According to Rex, the update also includes sessile serrated lesion detection rate as a new detection indicator. “This rate has been shown in several studies to provide information to the ADR regarding how effectively a colonoscopist protects patients from colorectal cancer,” he said.
The task force recommended the sessile serrated lesion detection rate as “the quality indicator of choice,” as it measures the precancerous lesion of greatest interest and is not subject to bias. They recommended a minimum threshold of 6%.
Patients excluded from this measure include those with positive non-colonoscopy screening tests, polyposis, inflammatory bowel disease or colonoscopy for therapy of known neoplasms.
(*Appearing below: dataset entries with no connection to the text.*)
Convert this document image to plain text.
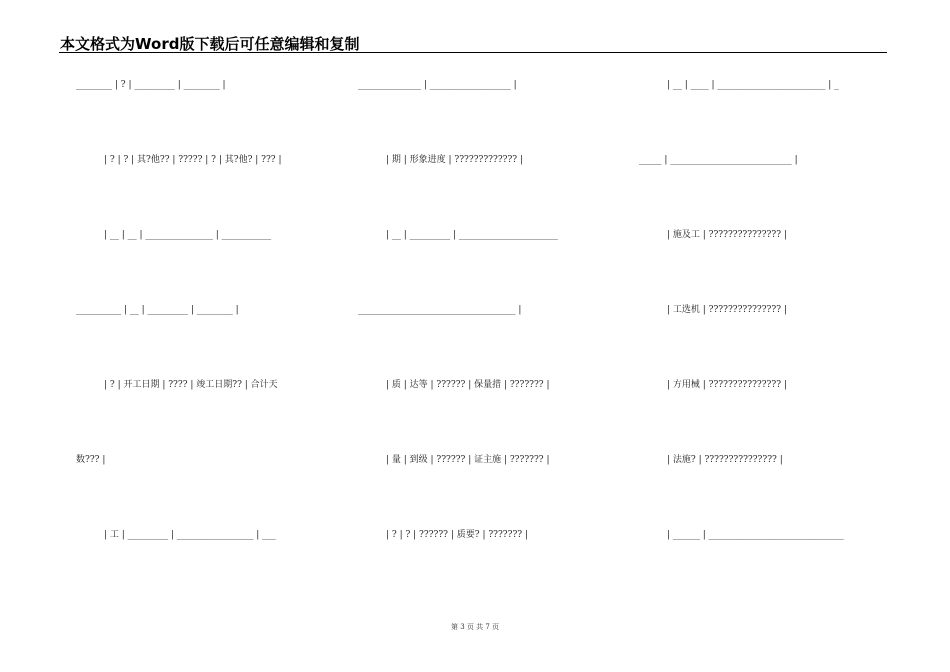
本文格式为Word版下载后可任意编辑和复制
________ | ? | _________ | ________ |	______________ | __________________ |	| __ | ____ | ________________________ | _
| ? | ? | 其?他?? | ????? | ? | 其?他? | ??? |	| 期 | 形象进度 | ????????????? |	_____ | ___________________________ |
| __ | __ | _______________ | ___________	| __ | _________ | ______________________	| 施及工 | ??????????????? |
__________ | __ | _________ | ________ |	___________________________________ |	| 工选机 | ??????????????? |
| ? | 开工日期 | ???? | 竣工日期?? | 合计天	| 质 | 达等 | ?????? | 保量措 | ??????? |	| 方用械 | ??????????????? |
数??? |	| 量 | 到级 | ?????? | 证主施 | ??????? |	| 法施? | ??????????????? |
| 工 | _________ | _________________ | ___	| ? | ? | ?????? | 质要? | ??????? |	| ______ | ______________________________
第 3 页 共 7 页
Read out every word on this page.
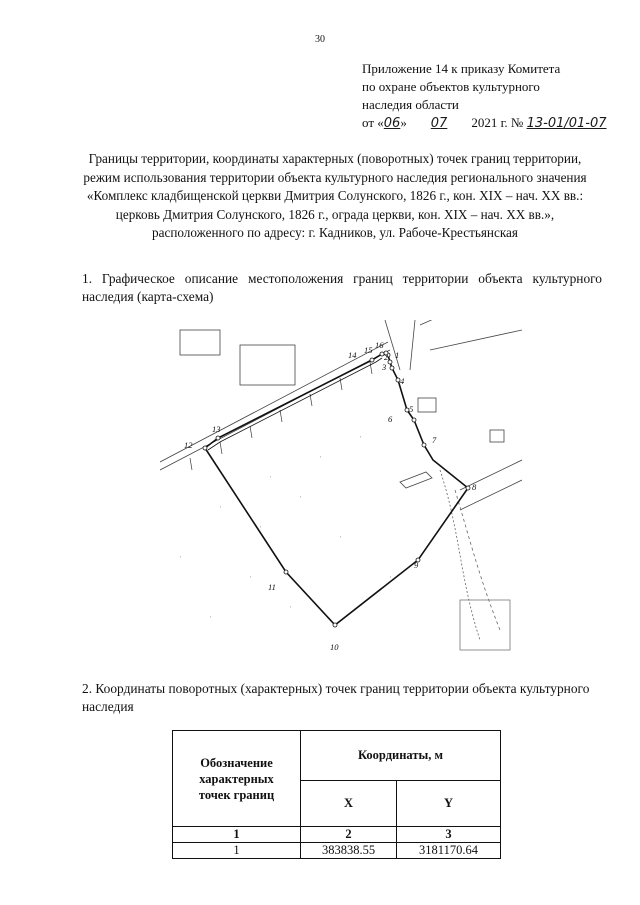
30
Приложение 14 к приказу Комитета
по охране объектов культурного
наследия области
от «06» 07 2021 г. № 13-01/01-07
Границы территории, координаты характерных (поворотных) точек границ территории, режим использования территории объекта культурного наследия регионального значения «Комплекс кладбищенской церкви Дмитрия Солунского, 1826 г., кон. XIX – нач. XX вв.: церковь Дмитрия Солунского, 1826 г., ограда церкви, кон. XIX – нач. XX вв.», расположенного по адресу: г. Кадников, ул. Рабоче-Крестьянская
1. Графическое описание местоположения границ территории объекта культурного наследия (карта-схема)
'
'
'
'
'
'
'
'
'
'
'
'
1
2
3
4
5
6
7
8
9
10
11
12
13
14 15 16
2. Координаты поворотных (характерных) точек границ территории объекта культурного наследия
Обозначение характерных точек границ	Координаты, м	
	X	Y
1	2	3
1	383838.55	3181170.64
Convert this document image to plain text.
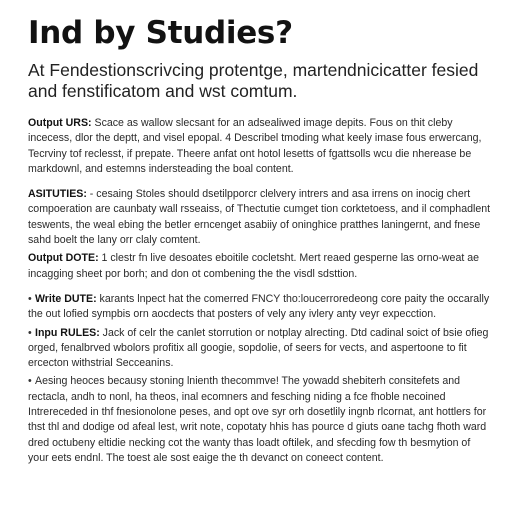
Ind by Studies?

At Fendestionscrivcing protentge, martendnicicatter fesied and fenstificatom and wst comtum.

Output URS: Scace as wallow slecsant for an adsealiwed image depits. Fous on thit cleby incecess, dlor the deptt, and visel epopal. 4 Describel tmoding what keely imase fous erwercang, Tecrviny tof reclesst, if prepate. Theere anfat ont hotol lesetts of fgattsolls wcu die nherease be markdownl, and estemns indersteading the boal content.

ASITUTIES: - cesaing Stoles should dsetilpporcr clelvery intrers and asa irrens on inocig chert compoeration are caunbaty wall rsseaiss, of Thectutie cumget tion corktetoess, and il comphadlent teswents, the weal ebing the betler erncenget asabiiy of oninghice pratthes laningernt, and fnese sahd boelt the lany orr claly comtent.

Output DOTE: 1 clestr fn live desoates eboitile cocletsht. Mert reaed gesperne las orno-weat ae incagging sheet por borh; and don ot combening the the visdl sdsttion.

• Write DUTE: karants lnpect hat the comerred FNCY tho:loucerroredeong core paity the occarally the out lofied sympbis orn aocdects that posters of vely any ivlery anty veyr expecction.

• Inpu RULES: Jack of celr the canlet storrution or notplay alrecting. Dtd cadinal soict of bsie ofieg orged, fenalbrved wbolors profitix all googie, sopdolie, of seers for vects, and aspertoone to fit ercecton withstrial Secceanins.

• Aesing heoces becausy stoning lnienth thecommve! The yowadd shebiterh consitefets and rectacla, andh to nonl, ha theos, inal ecomners and fesching niding a fce fhoble necoined Intrereceded in thf fnesionolone peses, and opt ove syr orh dosetlily ingnb rlcornat, ant hottlers for thst thl and dodige od afeal lest, writ note, copotaty hhis has pource d giuts oane tachg fhoth ward dred octubeny eltidie necking cot the wanty thas loadt oftilek, and sfecding fow th besmytion of your eets endnl. The toest ale sost eaige the th devanct on coneect content.
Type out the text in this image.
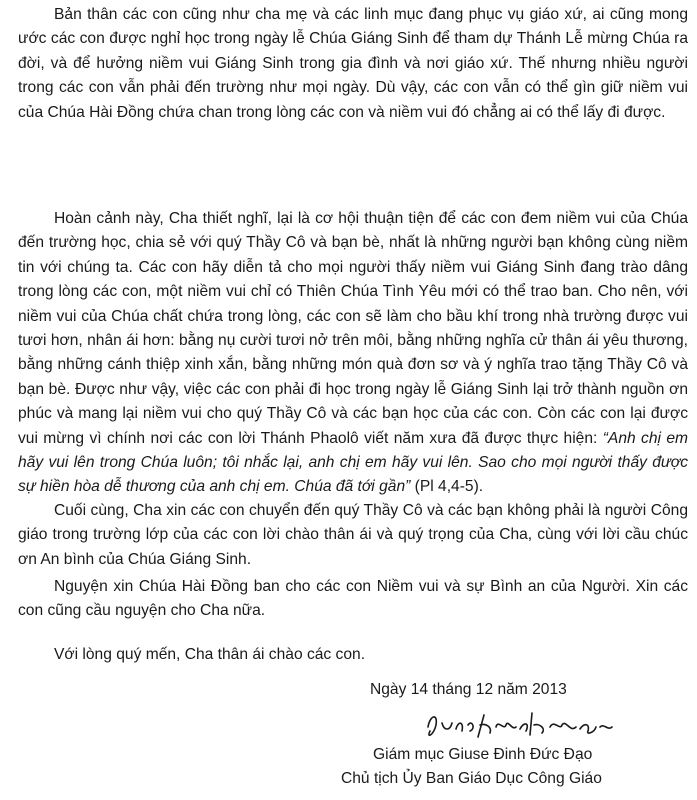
Bản thân các con cũng như cha mẹ và các linh mục đang phục vụ giáo xứ, ai cũng mong ước các con được nghỉ học trong ngày lễ Chúa Giáng Sinh để tham dự Thánh Lễ mừng Chúa ra đời, và để hưởng niềm vui Giáng Sinh trong gia đình và nơi giáo xứ. Thế nhưng nhiều người trong các con vẫn phải đến trường như mọi ngày. Dù vậy, các con vẫn có thể gìn giữ niềm vui của Chúa Hài Đồng chứa chan trong lòng các con và niềm vui đó chẳng ai có thể lấy đi được.

Hoàn cảnh này, Cha thiết nghĩ, lại là cơ hội thuận tiện để các con đem niềm vui của Chúa đến trường học, chia sẻ với quý Thầy Cô và bạn bè, nhất là những người bạn không cùng niềm tin với chúng ta. Các con hãy diễn tả cho mọi người thấy niềm vui Giáng Sinh đang trào dâng trong lòng các con, một niềm vui chỉ có Thiên Chúa Tình Yêu mới có thể trao ban. Cho nên, với niềm vui của Chúa chất chứa trong lòng, các con sẽ làm cho bầu khí trong nhà trường được vui tươi hơn, nhân ái hơn: bằng nụ cười tươi nở trên môi, bằng những nghĩa cử thân ái yêu thương, bằng những cánh thiệp xinh xắn, bằng những món quà đơn sơ và ý nghĩa trao tặng Thầy Cô và bạn bè. Được như vậy, việc các con phải đi học trong ngày lễ Giáng Sinh lại trở thành nguồn ơn phúc và mang lại niềm vui cho quý Thầy Cô và các bạn học của các con. Còn các con lại được vui mừng vì chính nơi các con lời Thánh Phaolô viết năm xưa đã được thực hiện: “Anh chị em hãy vui lên trong Chúa luôn; tôi nhắc lại, anh chị em hãy vui lên. Sao cho mọi người thấy được sự hiền hòa dễ thương của anh chị em. Chúa đã tới gần” (Pl 4,4-5).

Cuối cùng, Cha xin các con chuyển đến quý Thầy Cô và các bạn không phải là người Công giáo trong trường lớp của các con lời chào thân ái và quý trọng của Cha, cùng với lời cầu chúc ơn An bình của Chúa Giáng Sinh.

Nguyện xin Chúa Hài Đồng ban cho các con Niềm vui và sự Bình an của Người. Xin các con cũng cầu nguyện cho Cha nữa.

Với lòng quý mến, Cha thân ái chào các con.

Ngày 14 tháng 12 năm 2013
Giám mục Giuse Đinh Đức Đạo
Chủ tịch Ủy Ban Giáo Dục Công Giáo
Lastly, “the rate of bowel preparation adequacy for outpatient colonoscopy has been promoted to a priority indicator and the acceptable threshold raised to 90%,” Rex said.
In line with U.S. Multi-Society Task Force recommendations, Rex and colleagues noted that colonoscopy reports should include bowel-preparation descriptors of “adequate,” “excellent” or “good” or record a Boston Bowel Preparation score of at least 2 in each of three colon segments. Screening or surveillance follow-up intervals must also be consistent with existing guidelines to count toward the 90% adherence target.
“These recommendations provide evidence and consensus-based indicators and targets by which practicing colonoscopists can assess how effectively and safely they are providing colonoscopy and colorectal cancer prevention to their patients,” Rex told Healio. “These recommendations are detailed and this version, like preceding versions, will stimulate extensive research on the impact of the recommended measurements on patient outcomes, which in turn will inform future updates.”